Deliverance groups are recom­mended to be multi-disciplinary. In the case of someone who is already receiving mental-health care, there should be a willingness to work with that mental-health provider.

“Quite often, people are encour­aged to have their general well-being professionally assessed,” she says. “There’s actually something very holistic about deliverance ministry, in that we take the person’s life history, the things they’ve been involved in in the past, their well-being at the present moment, their hopes and fears.”


THERE is respect among other professionals for the C of E’s ministry here, and also for the guidelines under which it operates, and especially for the recom­menda­tion that every diocese should have a group of suitably appointed, authorised, and trained people. The multi-disciplinary ap­­proach makes good use of health care and medicine; nor is there any suggestion that, in all-member ministry, everyone could do it: the boundaries are strict.

The safeguarding aspect is a further reassurance: “We are a good place to come if anyone is troubled about these issues of paranormal and deliverance con­cerns. These people can see what we are about in that respect,” Dr Brandon says.

When it comes to fears and misconceptions, people who have spent years trawling the internet and watching spooky films will have a different view of what the Church does, she acknowledges. “A significant proportion of people approaching it for help with these issues are not regular churchgoers: their understanding of the minis­try being offered needs to be accurately reinformed. They need to know so that they can give informed consent.”

Bishops choose who is going to carry out deliverance ministry on their behalf. The need is for “ma­­ture Christians who are priests, with a track record of being reliable, trustworthy, professional, and with a sound knowledge of Christian theology”, Dr Brandon says. A knowledge of health care is also considered useful.

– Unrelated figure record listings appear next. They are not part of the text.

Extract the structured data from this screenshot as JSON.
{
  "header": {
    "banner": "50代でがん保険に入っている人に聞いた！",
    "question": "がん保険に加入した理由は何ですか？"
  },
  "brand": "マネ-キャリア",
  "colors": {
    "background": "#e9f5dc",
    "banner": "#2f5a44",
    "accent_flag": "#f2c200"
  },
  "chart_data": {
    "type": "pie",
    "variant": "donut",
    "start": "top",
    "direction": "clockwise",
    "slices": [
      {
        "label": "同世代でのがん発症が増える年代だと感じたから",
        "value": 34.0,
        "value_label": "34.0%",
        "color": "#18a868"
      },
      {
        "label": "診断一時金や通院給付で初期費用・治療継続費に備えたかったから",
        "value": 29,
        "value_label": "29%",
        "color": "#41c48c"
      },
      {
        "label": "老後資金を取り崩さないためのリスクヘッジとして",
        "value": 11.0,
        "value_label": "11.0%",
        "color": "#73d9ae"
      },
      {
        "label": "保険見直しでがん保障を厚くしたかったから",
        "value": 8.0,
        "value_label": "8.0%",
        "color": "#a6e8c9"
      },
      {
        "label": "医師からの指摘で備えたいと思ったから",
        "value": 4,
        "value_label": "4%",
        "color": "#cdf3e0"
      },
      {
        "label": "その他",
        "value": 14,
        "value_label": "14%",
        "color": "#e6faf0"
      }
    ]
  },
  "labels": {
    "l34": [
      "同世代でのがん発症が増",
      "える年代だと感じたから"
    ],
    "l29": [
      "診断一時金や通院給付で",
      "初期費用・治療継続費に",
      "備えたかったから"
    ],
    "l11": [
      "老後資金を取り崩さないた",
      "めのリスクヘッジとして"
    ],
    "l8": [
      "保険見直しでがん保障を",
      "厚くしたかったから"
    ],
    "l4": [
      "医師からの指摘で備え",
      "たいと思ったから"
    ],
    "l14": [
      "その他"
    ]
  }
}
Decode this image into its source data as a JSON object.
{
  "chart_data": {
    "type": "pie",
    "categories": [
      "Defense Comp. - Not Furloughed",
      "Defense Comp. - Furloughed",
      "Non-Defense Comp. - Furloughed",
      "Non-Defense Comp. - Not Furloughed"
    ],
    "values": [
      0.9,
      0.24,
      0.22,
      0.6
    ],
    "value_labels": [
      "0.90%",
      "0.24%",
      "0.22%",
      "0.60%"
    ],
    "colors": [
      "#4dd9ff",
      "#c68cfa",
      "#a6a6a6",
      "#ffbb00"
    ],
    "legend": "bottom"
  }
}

Bishops are encouraged to have three advisers per archdeaconry, of both sexes, and to have advisers from, and willing to work across, the broad spread of church tradi­tions.


CURRENTLY, appointed deliver­ance advisers are not encouraged to talk to the media about their caseloads, or even to refer in general to cases that they have been involved with, mostly to avoid the danger that people identi­fy with particular case details and then try to self-diagnose, or make assumptions about what their own problems are.

“Each person seeking help is unique, a child of God who needs to be responded to appropriately according to their own particular circumstances,” Dr Brandon says. “Once we get into publishing anecdotes, it sets too few bench­marks against which such a diverse group of cases might be meas­ured.”

With a wealth of material on the web to feed the interest, the Church has to be constantly up to speed with what contemporary soci­­ety is doing, she says. There are scientific and medical advances in this field, too: MRI scans, for ex­­ample, can sometimes disclose conditions of the brain which might manifest as symptoms of pos­­­session, but which are physio­logical. “Part of our calling is to help people unravel what is of God, and what is not of God,” she says.

There is no statutory regulation of exorcists, nor is it unlawful for anyone to call himself or herself an exorcist.

“I’d love people to come to us first rather than trying out some of the more extraordinary things there are out there, like freelance exorcists,” she concludes. She reiterates: “I would like deliverance ministry not to be tucked away in
a dark corner, but to be under­stood as a way of ex­­pressing the gospel and bringing people to Christ.

“Helping people to understand that their life experiences have a spiritual dimension, and that the Church is willing to engage in con­versation about these is important — especially if they don’t feel they have the right vocabulary.

“We need to help them to understand what those experiences are, and to develop their own spiritual discernment about what is going on in their lives.”